I was a philosophy student for my brief attempt at tertiary education—I know what you mean. Our lecturer would describe the text as ‘dense’ - more aptly, I thought, the author is dense.
An anecdote from that class: after a lecture on Wittgenstein, a student asked the lecturer if the rest of the semester’s lectures were to be canceled.
I cannot think of a single obvious interpretation for why this occurred, but I can think of a few possible ones. Could you please clarify?
There is an obvious one, actually—a frequent (perhaps inaccurate) interpretation of the last parts of the Tractatus is as a denial of the possibility of any real philosophy (including Wittgenstein’s).
Since one would naturally cover the Tractatus before The Philosophical Investigations or other works, a rather juvenile response would be exactly that anecdote.

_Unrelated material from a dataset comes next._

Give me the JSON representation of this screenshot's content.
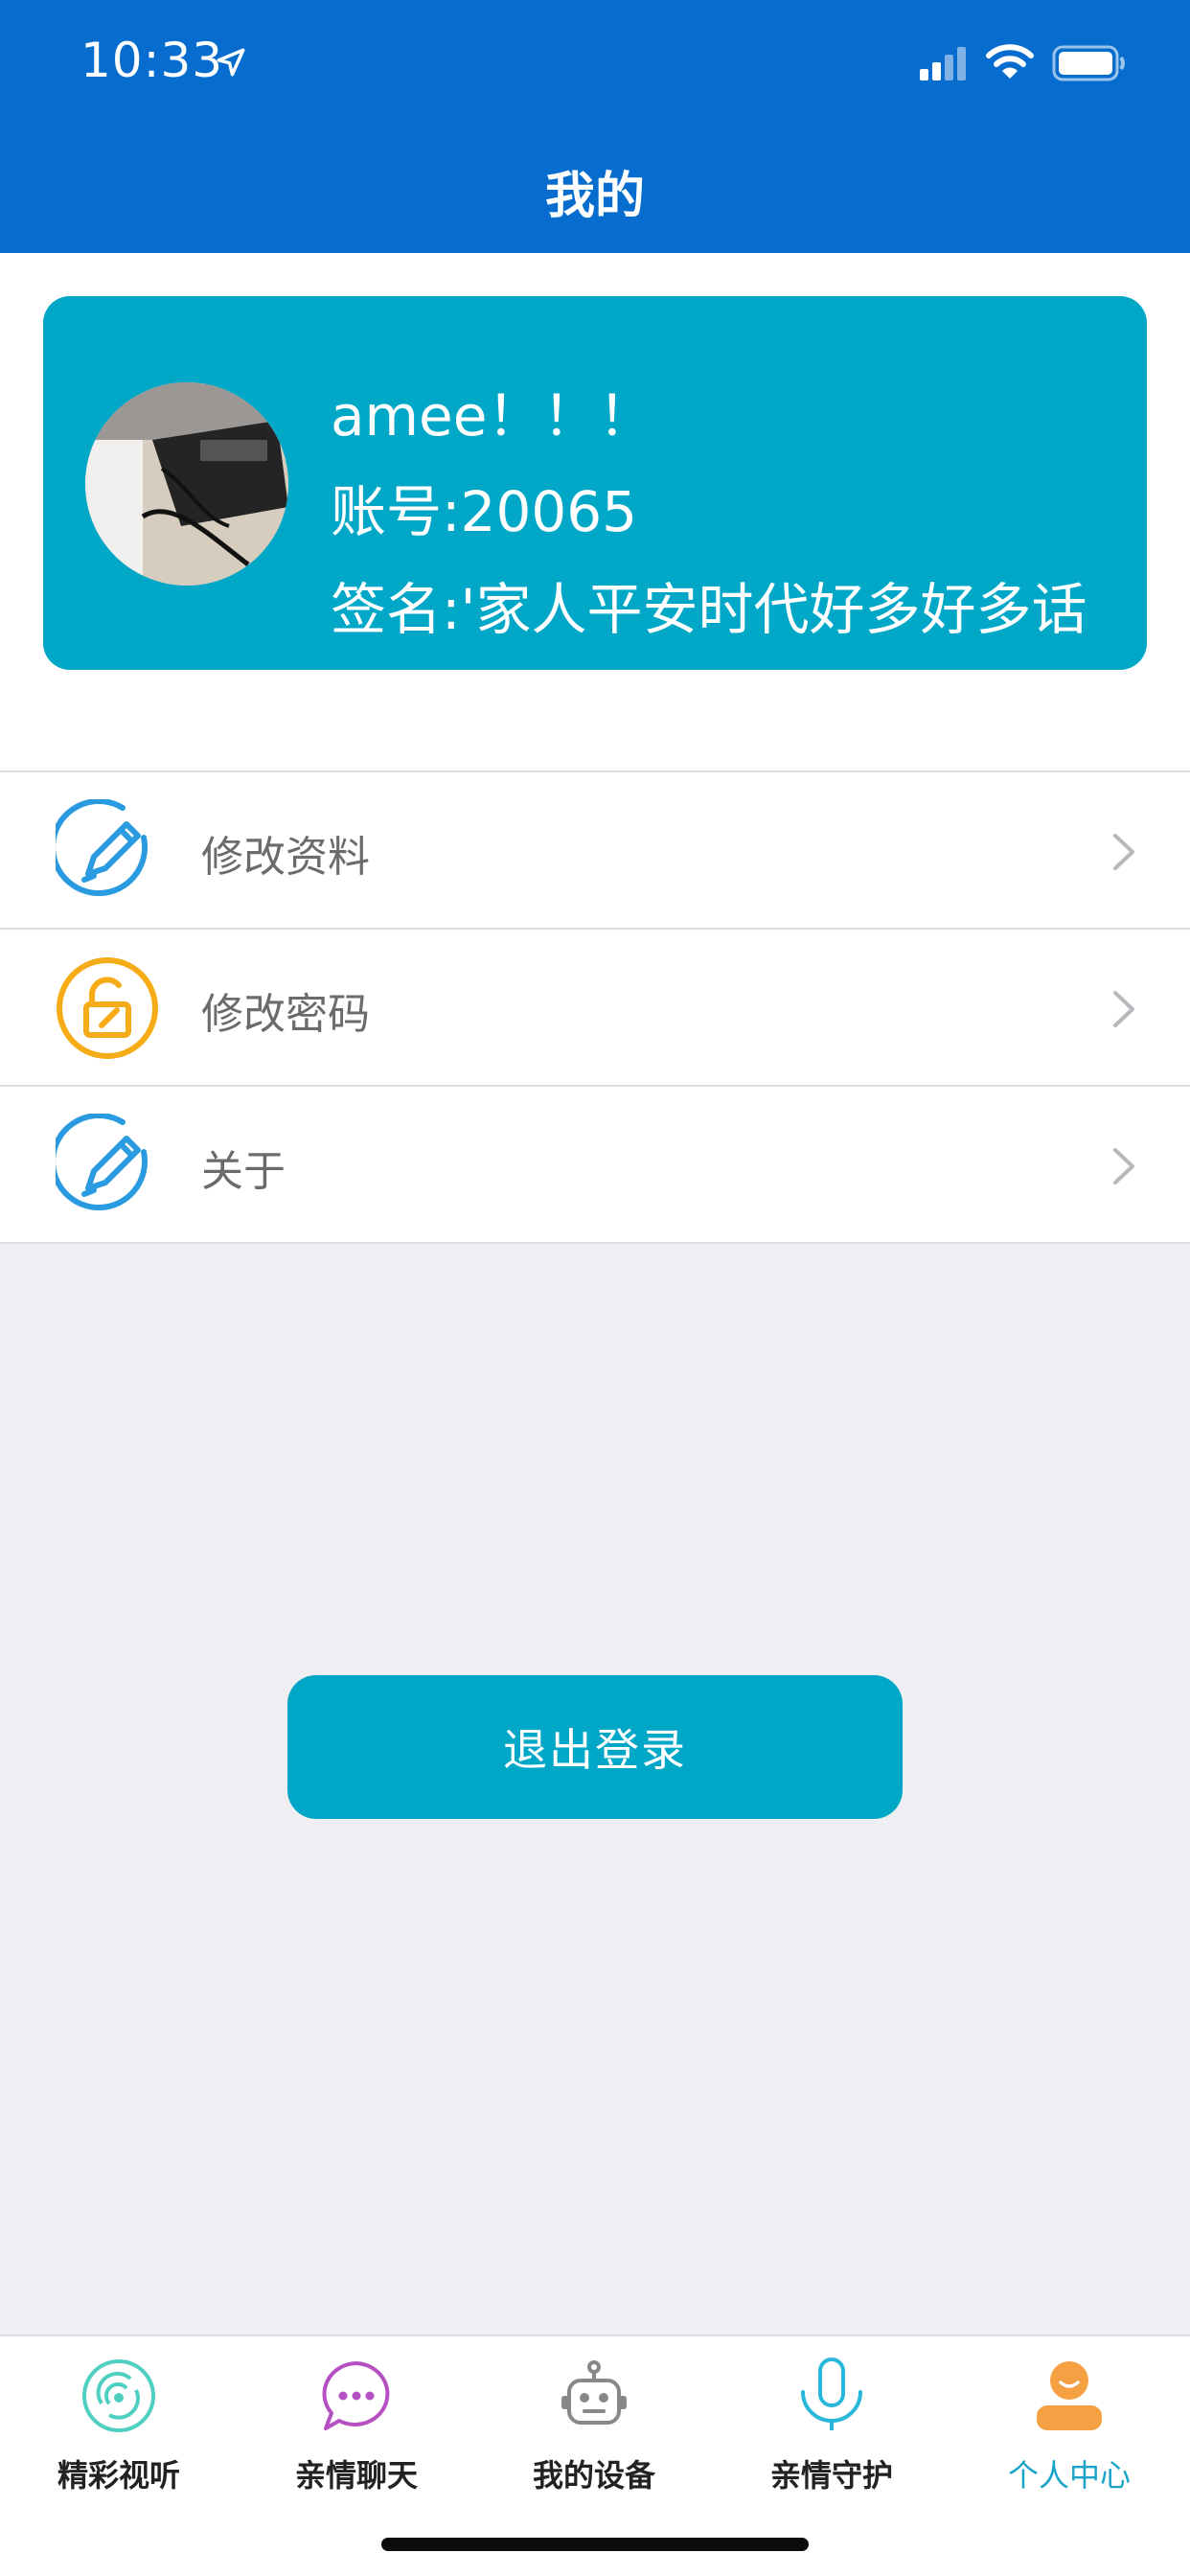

Yep. The lecture presented the view that Wittgenstein had explained away most of philosophy—in his own words, that he had resolved all philosophical problems.
How silly of Wittgenstein! Didn’t he know that Hegel had already completed philosophy?
Oh, Hegel. I remember a lecture where the professor read from Hegel’s Wissenschaft der Logik like it was a holy scripture. When he was finished, he looked up and said: “With this, everything is said”. I didn’t understand anything, it was a jungle of words like being and not-being and becoming and how one thing becomes the other. I said that I didn’t understand anything, and what did the lecturer reply with a smile? “It’s good you don’t understand it!” I seriously had the intense urge to shout at him, but instead I just didn’t show up anymore.
A perhaps equally juvenile concern of mine, is whether Wittgenstein himself failed to stand on the shoulders of giants (at least in the Tractatus), by essentially starting from scratch with his own propositions, drawing logical conclusions from them rather than using or at least referring to previous work.